O desafio é também educacional e profissional. O Fórum Econômico Mundial estima que 39% das competências exigidas no trabalho mudarão até 2030. De cada cem trabalhadores, 59 precisarão de qualificação ou requalificação; 11 poderão não ter acesso a ela. Para 63% dos empregadores, a lacuna de competências já é o principal obstáculo à transformação dos negócios.
No Brasil, essa transição ocorre sobre desigualdades antigas. A TIC Domicílios 2024 mostra que 10% da população nunca acessou a internet. Entre pessoas analfabetas ou com educação infantil, o índice chega a 57%; entre aquelas com ensino fundamental, a 18%. Metade dos que nunca usaram a rede aponta como principal motivo não saber utilizá-la. Falar em IA sem discutir formação é criar nova exclusão.

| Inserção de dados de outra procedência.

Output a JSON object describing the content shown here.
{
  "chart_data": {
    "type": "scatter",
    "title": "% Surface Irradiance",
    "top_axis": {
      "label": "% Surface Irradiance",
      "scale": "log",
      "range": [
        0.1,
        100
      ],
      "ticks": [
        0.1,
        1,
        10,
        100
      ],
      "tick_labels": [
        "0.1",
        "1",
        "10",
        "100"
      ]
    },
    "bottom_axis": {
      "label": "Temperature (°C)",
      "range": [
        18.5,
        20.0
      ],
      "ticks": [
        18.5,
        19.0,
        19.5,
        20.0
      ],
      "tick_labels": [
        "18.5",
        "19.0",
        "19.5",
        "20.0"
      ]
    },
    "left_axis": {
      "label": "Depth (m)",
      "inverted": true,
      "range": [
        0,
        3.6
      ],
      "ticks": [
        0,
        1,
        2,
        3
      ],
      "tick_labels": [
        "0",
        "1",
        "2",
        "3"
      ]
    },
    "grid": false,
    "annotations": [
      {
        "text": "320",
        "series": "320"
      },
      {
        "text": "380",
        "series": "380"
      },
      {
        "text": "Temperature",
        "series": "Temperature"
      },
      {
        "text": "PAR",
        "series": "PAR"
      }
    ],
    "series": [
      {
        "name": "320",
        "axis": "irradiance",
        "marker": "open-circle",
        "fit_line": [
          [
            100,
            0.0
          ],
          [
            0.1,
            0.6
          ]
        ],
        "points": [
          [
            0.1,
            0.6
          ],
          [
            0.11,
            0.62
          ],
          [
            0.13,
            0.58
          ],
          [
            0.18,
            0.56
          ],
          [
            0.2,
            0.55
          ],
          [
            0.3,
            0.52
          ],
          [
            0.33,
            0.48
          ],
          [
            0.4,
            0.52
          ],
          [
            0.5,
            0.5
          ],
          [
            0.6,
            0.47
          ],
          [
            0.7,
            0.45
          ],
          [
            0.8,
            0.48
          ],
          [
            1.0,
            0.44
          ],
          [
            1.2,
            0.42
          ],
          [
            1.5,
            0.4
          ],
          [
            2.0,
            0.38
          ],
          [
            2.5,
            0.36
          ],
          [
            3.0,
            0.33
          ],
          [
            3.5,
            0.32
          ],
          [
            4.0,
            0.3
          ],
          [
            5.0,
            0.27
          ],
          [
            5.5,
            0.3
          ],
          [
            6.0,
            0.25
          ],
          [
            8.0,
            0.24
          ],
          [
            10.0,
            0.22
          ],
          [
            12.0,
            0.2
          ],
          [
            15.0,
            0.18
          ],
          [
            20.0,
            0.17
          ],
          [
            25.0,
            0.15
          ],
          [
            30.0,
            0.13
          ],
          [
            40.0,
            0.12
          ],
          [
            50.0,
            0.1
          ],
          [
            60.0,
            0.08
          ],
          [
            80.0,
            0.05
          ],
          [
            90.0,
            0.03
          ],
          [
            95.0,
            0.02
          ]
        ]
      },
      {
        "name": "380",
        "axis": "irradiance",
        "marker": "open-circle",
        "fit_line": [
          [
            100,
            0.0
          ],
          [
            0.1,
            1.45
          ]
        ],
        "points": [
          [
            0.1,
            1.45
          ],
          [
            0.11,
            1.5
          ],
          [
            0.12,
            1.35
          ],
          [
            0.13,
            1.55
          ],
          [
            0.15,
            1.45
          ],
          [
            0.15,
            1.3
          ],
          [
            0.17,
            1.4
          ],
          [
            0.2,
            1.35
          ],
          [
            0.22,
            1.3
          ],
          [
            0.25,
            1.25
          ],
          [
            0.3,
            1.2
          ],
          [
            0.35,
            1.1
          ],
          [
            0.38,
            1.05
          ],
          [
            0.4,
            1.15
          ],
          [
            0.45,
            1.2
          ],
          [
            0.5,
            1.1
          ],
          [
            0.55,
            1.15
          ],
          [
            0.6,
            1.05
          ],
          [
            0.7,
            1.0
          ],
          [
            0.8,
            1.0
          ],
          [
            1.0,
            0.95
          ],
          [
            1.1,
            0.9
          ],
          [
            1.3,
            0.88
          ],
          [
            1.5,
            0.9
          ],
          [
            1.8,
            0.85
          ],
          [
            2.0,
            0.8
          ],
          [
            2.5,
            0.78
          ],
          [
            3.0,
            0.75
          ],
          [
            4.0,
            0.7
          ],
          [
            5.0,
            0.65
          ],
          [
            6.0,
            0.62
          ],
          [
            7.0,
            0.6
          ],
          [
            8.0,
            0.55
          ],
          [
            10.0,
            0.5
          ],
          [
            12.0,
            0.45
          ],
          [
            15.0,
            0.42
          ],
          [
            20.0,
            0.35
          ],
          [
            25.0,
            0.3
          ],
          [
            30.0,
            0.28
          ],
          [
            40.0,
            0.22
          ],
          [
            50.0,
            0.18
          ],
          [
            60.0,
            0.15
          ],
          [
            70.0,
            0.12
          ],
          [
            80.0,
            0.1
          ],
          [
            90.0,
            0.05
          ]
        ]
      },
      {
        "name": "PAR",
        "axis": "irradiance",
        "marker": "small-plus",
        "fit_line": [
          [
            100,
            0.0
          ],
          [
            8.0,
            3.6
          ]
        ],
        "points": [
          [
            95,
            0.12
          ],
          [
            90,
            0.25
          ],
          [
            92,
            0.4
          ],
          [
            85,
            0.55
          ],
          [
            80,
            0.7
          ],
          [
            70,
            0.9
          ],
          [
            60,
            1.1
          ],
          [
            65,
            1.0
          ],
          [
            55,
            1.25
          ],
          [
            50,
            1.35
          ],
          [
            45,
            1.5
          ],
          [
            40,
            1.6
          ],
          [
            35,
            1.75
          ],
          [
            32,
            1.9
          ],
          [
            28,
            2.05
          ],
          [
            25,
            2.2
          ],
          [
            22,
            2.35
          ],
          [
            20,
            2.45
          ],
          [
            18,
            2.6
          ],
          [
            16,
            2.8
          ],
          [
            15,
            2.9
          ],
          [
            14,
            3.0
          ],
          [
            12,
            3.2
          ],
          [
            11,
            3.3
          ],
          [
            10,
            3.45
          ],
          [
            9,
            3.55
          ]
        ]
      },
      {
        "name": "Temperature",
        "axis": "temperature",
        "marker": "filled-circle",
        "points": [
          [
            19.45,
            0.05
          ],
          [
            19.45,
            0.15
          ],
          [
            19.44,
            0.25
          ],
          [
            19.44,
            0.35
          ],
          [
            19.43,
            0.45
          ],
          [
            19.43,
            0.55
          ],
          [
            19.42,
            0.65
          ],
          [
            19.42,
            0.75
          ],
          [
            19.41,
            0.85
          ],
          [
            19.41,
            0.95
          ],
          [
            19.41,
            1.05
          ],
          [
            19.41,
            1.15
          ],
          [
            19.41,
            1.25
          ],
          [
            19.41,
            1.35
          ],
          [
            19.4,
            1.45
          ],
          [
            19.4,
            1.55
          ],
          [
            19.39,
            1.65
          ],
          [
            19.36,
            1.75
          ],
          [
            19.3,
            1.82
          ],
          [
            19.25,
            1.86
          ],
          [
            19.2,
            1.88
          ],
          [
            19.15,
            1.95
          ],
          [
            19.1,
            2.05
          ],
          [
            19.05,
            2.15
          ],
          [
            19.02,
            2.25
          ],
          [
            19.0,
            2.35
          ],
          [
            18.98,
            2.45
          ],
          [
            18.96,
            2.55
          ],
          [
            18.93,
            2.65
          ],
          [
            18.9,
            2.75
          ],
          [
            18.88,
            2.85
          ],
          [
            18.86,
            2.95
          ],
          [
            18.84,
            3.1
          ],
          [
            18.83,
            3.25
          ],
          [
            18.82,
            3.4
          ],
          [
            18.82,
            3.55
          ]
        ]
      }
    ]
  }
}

O país tem potencial. No Índice Global de Inovação 2025, o Brasil ocupa a 52ª posição entre 139 economias e é o segundo colocado na América Latina e no Caribe. Entretanto, aparece em 63º lugar nos recursos para inovar e em 50º nos resultados. Produzimos mais do que nossa estrutura favorece — sinal de talento, mas também de potencial desperdiçado.
A resposta exige a união de escolas, universidades, empresas, entidades empresariais e poder público. A capacitação em IA deve chegar ao empreendedor da periferia, ao estudante e ao pequeno empresário. Não basta ensinar ferramentas. É preciso desenvolver pensamento crítico, gestão, ética e visão de negócios.
A inteligência artificial não diminuirá a vocação empreendedora brasileira. Mas a falta de preparo pode limitar sua trajetória. O futuro pertencerá a quem souber transformar tecnologia em produtividade, inovação, renda e desenvolvimento.